Texting, Choice Architecture, and Incentives to Improve Colorectal Cancer Screening Uptake
Chyke Doubeni, MD, MPH
Akinbowale Oyalowo, MD, MSHP
Sarah Huf, MBBS, PhD
Center for Therapeutic Effectiveness Research, University of Pennsylvania
Colorectal cancer (CRC) is the second leading cause of cancer-related deaths among men and women in the United States. It is recommended that individuals begin regular screenings for CRC at the age of 45. Screening can prevent cancer by discovering precancerous polyps that can be removed before they turn into cancer. It can also find CRC early when treatment often leads to a cure.
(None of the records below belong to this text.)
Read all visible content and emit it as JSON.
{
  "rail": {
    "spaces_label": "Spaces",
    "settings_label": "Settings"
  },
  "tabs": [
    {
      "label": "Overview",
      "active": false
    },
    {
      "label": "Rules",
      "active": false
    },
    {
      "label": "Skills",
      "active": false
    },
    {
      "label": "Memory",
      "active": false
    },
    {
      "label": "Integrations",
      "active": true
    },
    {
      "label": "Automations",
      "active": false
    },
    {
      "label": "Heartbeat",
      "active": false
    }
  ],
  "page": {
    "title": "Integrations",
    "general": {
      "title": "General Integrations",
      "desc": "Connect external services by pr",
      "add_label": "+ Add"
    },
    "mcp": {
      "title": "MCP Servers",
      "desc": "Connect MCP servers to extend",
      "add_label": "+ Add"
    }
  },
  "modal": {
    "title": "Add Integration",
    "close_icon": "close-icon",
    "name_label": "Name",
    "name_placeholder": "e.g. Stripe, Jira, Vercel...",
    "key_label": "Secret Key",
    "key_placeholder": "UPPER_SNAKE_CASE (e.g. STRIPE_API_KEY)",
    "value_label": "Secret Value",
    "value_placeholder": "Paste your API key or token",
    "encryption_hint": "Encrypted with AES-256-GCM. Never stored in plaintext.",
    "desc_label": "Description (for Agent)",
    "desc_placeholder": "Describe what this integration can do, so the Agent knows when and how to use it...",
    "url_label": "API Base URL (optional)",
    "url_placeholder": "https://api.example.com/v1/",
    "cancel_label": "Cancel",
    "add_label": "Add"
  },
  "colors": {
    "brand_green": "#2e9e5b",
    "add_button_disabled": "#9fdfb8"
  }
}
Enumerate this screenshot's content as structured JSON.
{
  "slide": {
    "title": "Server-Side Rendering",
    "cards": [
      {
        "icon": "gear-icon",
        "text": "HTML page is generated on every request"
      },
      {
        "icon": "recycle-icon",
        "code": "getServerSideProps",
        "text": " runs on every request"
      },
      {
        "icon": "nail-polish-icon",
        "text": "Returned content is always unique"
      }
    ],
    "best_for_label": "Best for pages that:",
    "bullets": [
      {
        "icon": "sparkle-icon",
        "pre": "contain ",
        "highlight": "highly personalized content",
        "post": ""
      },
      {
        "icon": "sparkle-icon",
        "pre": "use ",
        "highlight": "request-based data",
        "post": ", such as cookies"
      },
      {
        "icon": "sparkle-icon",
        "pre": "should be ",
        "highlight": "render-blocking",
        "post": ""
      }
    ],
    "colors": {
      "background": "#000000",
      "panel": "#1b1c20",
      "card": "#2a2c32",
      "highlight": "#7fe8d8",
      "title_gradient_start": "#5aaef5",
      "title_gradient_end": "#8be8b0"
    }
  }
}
Patients have several options when it comes to completing screening. The most common are colonoscopy and FIT (fecal immunochemical test).
Unfortunately, millions of people in the United States are not getting screened for CRC.
We conducted a series of clinical trials with patients at the Health Annex, a community health center in Philadelphia, to explore the effects of texting, choice architecture, and financial incentives on CRC screening uptake.
In the initial study, we tested opt-in text messaging outreach with or without a lottery-based financial incentive. Messages were sent to patients eligible for CRC screening and FIT tests were mailed to the homes of individuals who chose to participate.
In a later study, we used text messaging to reach out to patients who were eligible for CRC screening. The intervention group received an opt-out offer for a FIT kit, and those who did not opt out were mailed kits and sent three behaviorally informed text message reminders to complete their screening. Participants in the control group received only a text message telling them that they were overdue for colorectal screening and should contact the clinic.
In the first study, around 30 percent of contacted patients opted into the text messaging program. Patients in both intervention groups had a 12 percent FIT completion rate. This outcome suggests that text messaging can promote CRC screening with mailed FIT kits and that adding a lottery-based incentive does not improve screening rates further. Half of the participants who completed a post-study interview selected text messaging as an acceptable method for receiving CRC screening reminders. A follow-up survey confirmed that, for most of these patients, an incentive would not change their decision to complete CRC screening. Patients for whom an incentive would have mattered were less likely to believe that CRC screening is beneficial. This finding suggests that targeting financial incentive interventions according to patient screening beliefs could be a cost-effective strategy in primary care outreach programs to increase CRC screening.
In the second study, the opt-out intervention led to a CRC screening completion rate nearly ten times higher than that of the simple text message reminder. Notably, the participants in the study were in traditionally difficult-to-reach populations – 88 percent were Black, nearly half were Medicaid beneficiaries, and about one-fifth were uninsured. The study results suggest that the opt-out mailed home test kits paired with serial text messaging can effectively improve CRC screening rates in underserved populations.